Figure 2. Firing frequency and firing irregularity measures for granular layer and molecular layer neurones.

Figure 2

Three of the most useful statistics, CV of log ISIs (LCV), mean spike frequency (MSF) and log-interval-entropy (ENT), for classifying cells into distinct classes are plotted in A–C for the granular layer cells and I–K for the molecular layer cells. Each circle represents the spike train statistic of a single neurone (n = 120 cells and 41 cells, respectively). These data were used to build Gaussian Process Classifiers (D–F and L–N, respectively) using a single statistic to infer probabilities for each neurone belonging to a class and to delineate equiprobable decision boundaries between cell classes (solid black lines).

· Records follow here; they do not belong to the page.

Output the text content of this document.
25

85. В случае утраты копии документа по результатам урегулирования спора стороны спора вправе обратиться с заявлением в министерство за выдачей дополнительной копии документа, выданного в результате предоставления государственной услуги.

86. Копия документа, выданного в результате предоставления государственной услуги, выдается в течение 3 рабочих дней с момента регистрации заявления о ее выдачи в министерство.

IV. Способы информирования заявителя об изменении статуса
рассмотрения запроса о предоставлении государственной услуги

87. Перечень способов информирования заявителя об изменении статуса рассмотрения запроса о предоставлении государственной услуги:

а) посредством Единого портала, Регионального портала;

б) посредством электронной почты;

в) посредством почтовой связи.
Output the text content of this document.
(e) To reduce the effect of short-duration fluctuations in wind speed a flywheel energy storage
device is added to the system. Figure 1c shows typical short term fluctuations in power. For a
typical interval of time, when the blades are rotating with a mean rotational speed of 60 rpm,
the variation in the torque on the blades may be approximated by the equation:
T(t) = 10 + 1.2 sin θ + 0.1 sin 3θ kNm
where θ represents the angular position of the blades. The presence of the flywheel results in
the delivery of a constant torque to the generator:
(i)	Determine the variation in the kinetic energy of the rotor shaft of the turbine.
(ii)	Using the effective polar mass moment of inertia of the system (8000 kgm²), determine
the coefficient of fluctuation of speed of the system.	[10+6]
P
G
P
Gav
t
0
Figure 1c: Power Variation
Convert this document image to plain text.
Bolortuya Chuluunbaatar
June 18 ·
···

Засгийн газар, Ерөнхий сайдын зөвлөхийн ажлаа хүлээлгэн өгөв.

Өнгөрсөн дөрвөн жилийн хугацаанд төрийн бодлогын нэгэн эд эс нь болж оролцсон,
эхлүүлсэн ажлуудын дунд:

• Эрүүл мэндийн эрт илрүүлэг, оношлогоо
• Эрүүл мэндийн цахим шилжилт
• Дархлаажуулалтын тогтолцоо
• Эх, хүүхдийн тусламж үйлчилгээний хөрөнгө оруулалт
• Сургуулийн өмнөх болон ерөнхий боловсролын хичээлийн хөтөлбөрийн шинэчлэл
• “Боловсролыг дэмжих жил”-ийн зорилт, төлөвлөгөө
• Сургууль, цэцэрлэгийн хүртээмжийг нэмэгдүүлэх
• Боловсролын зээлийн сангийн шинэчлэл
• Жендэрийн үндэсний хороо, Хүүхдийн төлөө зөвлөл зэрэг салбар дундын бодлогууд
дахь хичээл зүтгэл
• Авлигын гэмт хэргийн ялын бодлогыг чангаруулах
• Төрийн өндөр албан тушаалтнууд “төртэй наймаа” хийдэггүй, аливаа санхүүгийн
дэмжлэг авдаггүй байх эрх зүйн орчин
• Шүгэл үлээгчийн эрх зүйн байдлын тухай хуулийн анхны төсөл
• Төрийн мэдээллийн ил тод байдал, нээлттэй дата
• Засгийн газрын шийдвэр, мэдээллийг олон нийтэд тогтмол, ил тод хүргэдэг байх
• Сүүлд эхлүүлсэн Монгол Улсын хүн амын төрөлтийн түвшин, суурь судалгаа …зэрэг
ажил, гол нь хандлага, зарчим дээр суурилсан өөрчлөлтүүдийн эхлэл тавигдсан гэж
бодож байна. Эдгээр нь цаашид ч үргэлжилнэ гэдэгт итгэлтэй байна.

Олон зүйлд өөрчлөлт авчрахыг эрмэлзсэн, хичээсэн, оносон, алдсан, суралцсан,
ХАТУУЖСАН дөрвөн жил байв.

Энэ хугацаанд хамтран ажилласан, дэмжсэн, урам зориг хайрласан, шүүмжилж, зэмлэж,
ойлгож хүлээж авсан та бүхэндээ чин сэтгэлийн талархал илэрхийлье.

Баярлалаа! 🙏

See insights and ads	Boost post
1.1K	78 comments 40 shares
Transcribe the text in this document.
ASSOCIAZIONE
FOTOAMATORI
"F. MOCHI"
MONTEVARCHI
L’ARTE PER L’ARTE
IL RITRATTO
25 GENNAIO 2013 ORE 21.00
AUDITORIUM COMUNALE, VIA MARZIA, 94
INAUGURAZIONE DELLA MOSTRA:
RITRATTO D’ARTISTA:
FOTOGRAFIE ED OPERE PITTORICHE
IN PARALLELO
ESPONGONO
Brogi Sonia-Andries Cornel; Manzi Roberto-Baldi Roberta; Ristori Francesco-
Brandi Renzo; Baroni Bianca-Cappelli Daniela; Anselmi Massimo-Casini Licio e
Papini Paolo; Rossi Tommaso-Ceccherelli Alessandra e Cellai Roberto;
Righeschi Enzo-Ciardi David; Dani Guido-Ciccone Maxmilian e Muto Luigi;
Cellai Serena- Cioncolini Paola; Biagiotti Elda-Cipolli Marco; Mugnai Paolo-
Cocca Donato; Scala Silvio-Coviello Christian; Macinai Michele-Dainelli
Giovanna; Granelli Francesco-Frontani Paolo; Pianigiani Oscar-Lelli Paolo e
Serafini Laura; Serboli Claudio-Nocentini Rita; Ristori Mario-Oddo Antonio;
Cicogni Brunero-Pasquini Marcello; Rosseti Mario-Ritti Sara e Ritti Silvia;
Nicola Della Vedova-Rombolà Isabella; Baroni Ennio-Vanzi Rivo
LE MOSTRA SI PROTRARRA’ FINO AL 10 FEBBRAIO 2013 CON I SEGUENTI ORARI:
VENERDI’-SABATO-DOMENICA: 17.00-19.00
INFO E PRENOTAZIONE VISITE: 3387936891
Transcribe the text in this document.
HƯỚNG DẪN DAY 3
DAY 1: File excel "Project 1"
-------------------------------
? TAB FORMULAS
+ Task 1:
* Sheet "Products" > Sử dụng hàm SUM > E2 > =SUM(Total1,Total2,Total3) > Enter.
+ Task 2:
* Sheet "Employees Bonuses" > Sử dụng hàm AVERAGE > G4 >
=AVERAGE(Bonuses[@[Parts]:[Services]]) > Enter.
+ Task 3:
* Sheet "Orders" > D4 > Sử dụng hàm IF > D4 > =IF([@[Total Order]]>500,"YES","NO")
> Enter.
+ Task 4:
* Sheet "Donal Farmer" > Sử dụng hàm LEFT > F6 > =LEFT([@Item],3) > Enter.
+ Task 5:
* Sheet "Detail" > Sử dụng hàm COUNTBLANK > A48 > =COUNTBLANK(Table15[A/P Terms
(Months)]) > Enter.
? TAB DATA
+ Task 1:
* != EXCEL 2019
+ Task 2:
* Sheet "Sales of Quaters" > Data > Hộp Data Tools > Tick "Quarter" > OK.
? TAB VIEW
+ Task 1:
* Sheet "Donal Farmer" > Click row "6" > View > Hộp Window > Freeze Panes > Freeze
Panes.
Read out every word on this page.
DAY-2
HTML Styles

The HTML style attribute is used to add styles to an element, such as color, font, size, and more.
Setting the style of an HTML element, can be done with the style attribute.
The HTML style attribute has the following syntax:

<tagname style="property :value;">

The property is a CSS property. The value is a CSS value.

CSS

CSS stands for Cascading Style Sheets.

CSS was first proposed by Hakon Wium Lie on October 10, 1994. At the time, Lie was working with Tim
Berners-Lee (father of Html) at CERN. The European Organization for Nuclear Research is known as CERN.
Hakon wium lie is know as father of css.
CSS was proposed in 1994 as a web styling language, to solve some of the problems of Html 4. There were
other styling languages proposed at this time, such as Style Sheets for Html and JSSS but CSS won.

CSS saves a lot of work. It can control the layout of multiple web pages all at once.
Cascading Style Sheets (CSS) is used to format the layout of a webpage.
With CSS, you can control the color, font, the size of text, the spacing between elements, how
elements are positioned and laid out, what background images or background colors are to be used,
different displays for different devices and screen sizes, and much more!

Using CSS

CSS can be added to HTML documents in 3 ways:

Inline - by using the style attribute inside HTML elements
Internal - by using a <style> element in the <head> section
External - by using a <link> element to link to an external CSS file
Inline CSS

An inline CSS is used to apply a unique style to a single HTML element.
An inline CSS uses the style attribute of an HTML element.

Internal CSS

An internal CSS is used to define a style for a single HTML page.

Classification accuracy for each statistic is provided above each plot. G & H show the outcome of Gaussian Process Classifiers built using a twin-variate approach for the granular layer cells and O & P show the same analysis for the molecular layer cells (note inset labelled basket/stellate cell [cat]). Probability contours are superimposed for each class (probability levels = 0.25, 0.4, 0.6, 0.7, 0.8, 0.9 & 0.95) as well as the 2-dimensional decision boundaries and a resultant increase in classification accuracy (included in top right of each panel).